Soon We Will Live In A Country With Pizza ATMs

The future may not feel particularly bright right now, but at least we know this: 24-hour Pizza ATMs are expanding across America. What a time to be alive, right? I mean, yes, there's a lot that's... uh... unnerving about the present; however, cheesy, readily available, pizza-tastic goodness is a tiny bit of positivity we can grab onto when needed. It's the little things, perhaps now more than ever.

Following a test run at Ohio's Xavier University last year, French company Paline has announced plans to open at least 20 locations throughout the United States and Canada, according to WCPO Cincinnati (via Grub Street). Some might even arrive within the next few weeks, giving us at least one thing to look forward to in 2017.

Though it may seem like magic, the logistics behind 24-hour pizza at your fingertips are pretty straightforward. Frozen pizza dough, fermented for two days and par-baked, is stored in a refrigerated section. Once you've chosen from the eight topping options, the pizza is transferred to a convection oven, where it cooks to perfection. And then it is ready for consumption. All within three minutes. Is it weird that I'm way more excited for this than I am for hoverboards?
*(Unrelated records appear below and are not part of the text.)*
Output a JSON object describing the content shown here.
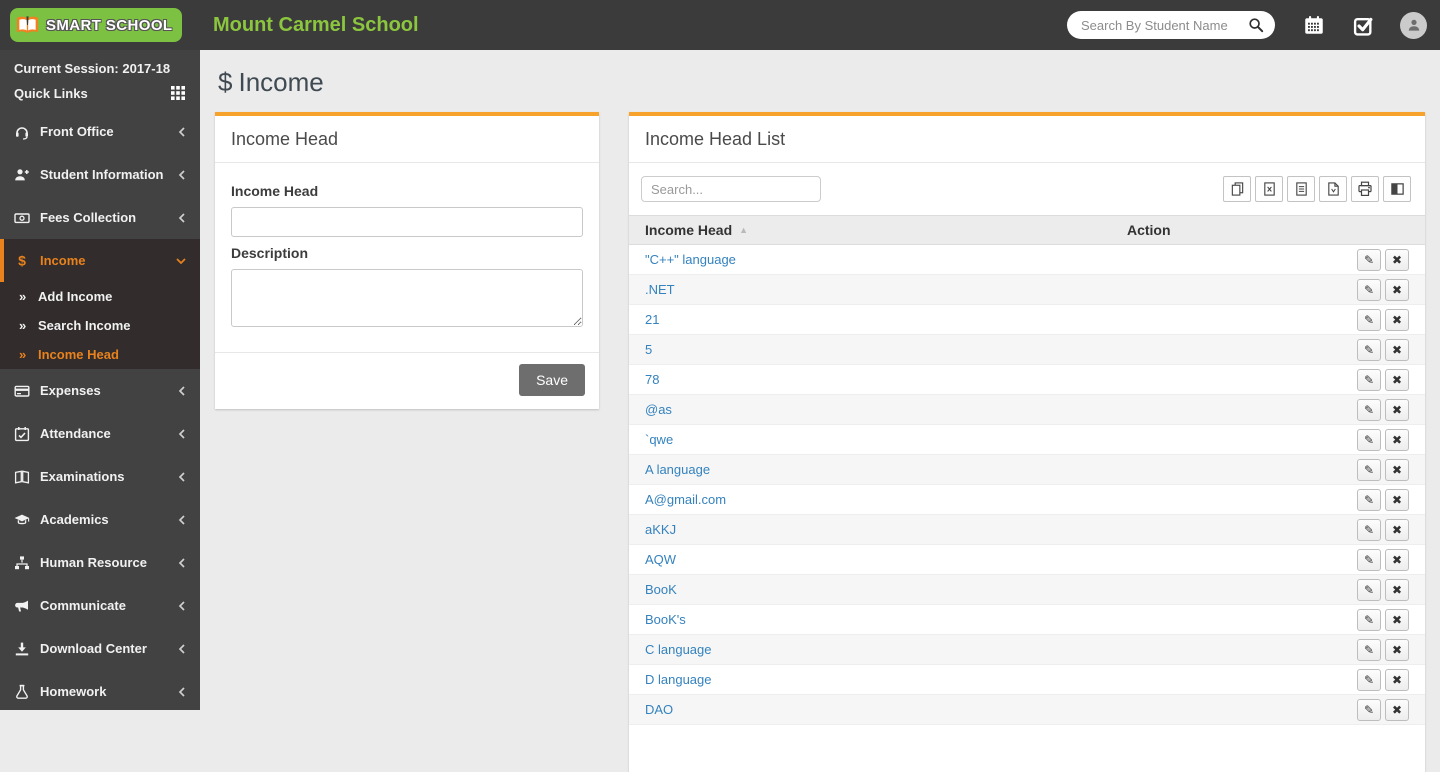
{
  "header": {
    "logo_text": "SMART SCHOOL",
    "school_name": "Mount Carmel School",
    "search_placeholder": "Search By Student Name"
  },
  "sidebar": {
    "session_label": "Current Session: 2017-18",
    "quick_links_label": "Quick Links",
    "items": [
      {
        "label": "Front Office",
        "icon": "headset-icon"
      },
      {
        "label": "Student Information",
        "icon": "user-plus-icon"
      },
      {
        "label": "Fees Collection",
        "icon": "money-bill-icon"
      },
      {
        "label": "Income",
        "icon": "dollar-icon",
        "active": true,
        "expanded": true,
        "children": [
          "Add Income",
          "Search Income",
          "Income Head"
        ],
        "active_child": "Income Head"
      },
      {
        "label": "Expenses",
        "icon": "credit-card-icon"
      },
      {
        "label": "Attendance",
        "icon": "calendar-check-icon"
      },
      {
        "label": "Examinations",
        "icon": "open-book-icon"
      },
      {
        "label": "Academics",
        "icon": "graduation-cap-icon"
      },
      {
        "label": "Human Resource",
        "icon": "sitemap-icon"
      },
      {
        "label": "Communicate",
        "icon": "bullhorn-icon"
      },
      {
        "label": "Download Center",
        "icon": "download-icon"
      },
      {
        "label": "Homework",
        "icon": "flask-icon"
      }
    ]
  },
  "page": {
    "title_icon": "$",
    "title": "Income"
  },
  "form_card": {
    "title": "Income Head",
    "income_head_label": "Income Head",
    "income_head_value": "",
    "description_label": "Description",
    "description_value": "",
    "save_label": "Save"
  },
  "list_card": {
    "title": "Income Head List",
    "search_placeholder": "Search...",
    "toolbar": [
      "copy",
      "excel",
      "csv",
      "pdf",
      "print",
      "columns"
    ],
    "table": {
      "columns": [
        "Income Head",
        "Action"
      ],
      "sort": {
        "column": "Income Head",
        "direction": "asc"
      },
      "rows": [
        "\"C++\" language",
        ".NET",
        "21",
        "5",
        "78",
        "@as",
        "`qwe",
        "A language",
        "A@gmail.com",
        "aKKJ",
        "AQW",
        "BooK",
        "BooK's",
        "C language",
        "D language",
        "DAO"
      ]
    }
  },
  "icons": {
    "edit_glyph": "✎",
    "delete_glyph": "✖",
    "sort_asc_glyph": "▲",
    "submenu_arrow_glyph": "»"
  },
  "colors": {
    "header_dark": "#3b3b3b",
    "sidebar_dark": "#424242",
    "active_menu_bg": "#322c2c",
    "accent_orange": "#e8821c",
    "card_top_border": "#f7a22a",
    "brand_green": "#8bc63e",
    "link_blue": "#3482be",
    "save_button_gray": "#6e6e6e"
  }
}
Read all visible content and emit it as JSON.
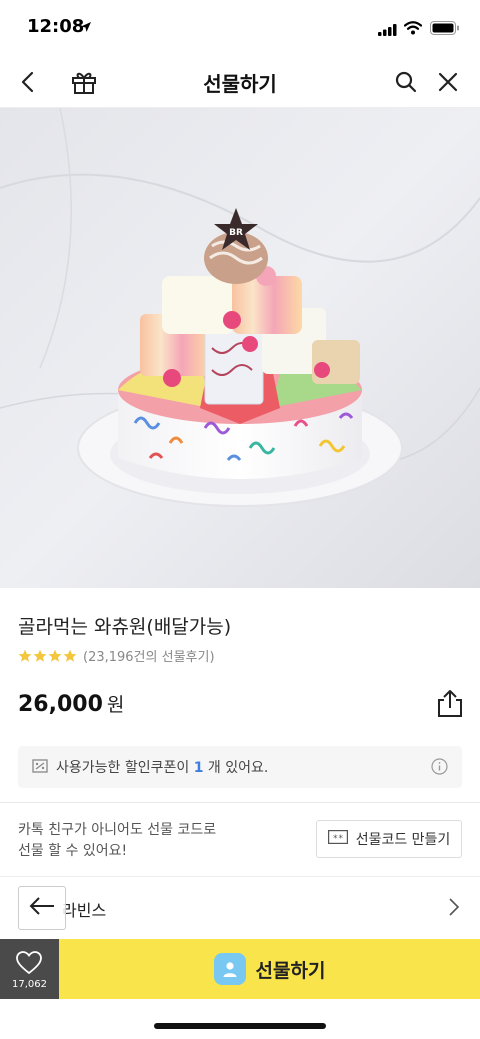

Perhaps unsurprisingly, the pizza ATM is currently being marketed to colleges and universities because of its 24-hour access, customizable pizza options, quick turnaround, and lack of requirement for a human employee to run it.

The machine itself retails for $55,000 and holds 70 pizzas at a time. There's also the additional cost of actually making and stocking the pizzas, however, the responsibility of which falls to each individual ATM owner. The pies themselves will cost the average consumer $9.

At $9 a pie, this may not be the cheapest of meal options, but I'd bet it's the fastest way to get pizza into your mouth. Three minutes? I can't even make ramen that quickly. Plus, I have a suspicion most people are willing to drop a few extra dollars for a chance to feel, for a moment, like they're living in the kind of bright, idealistic utopia we all had hoped would become the future. We may not have much, but we do have pizza machines.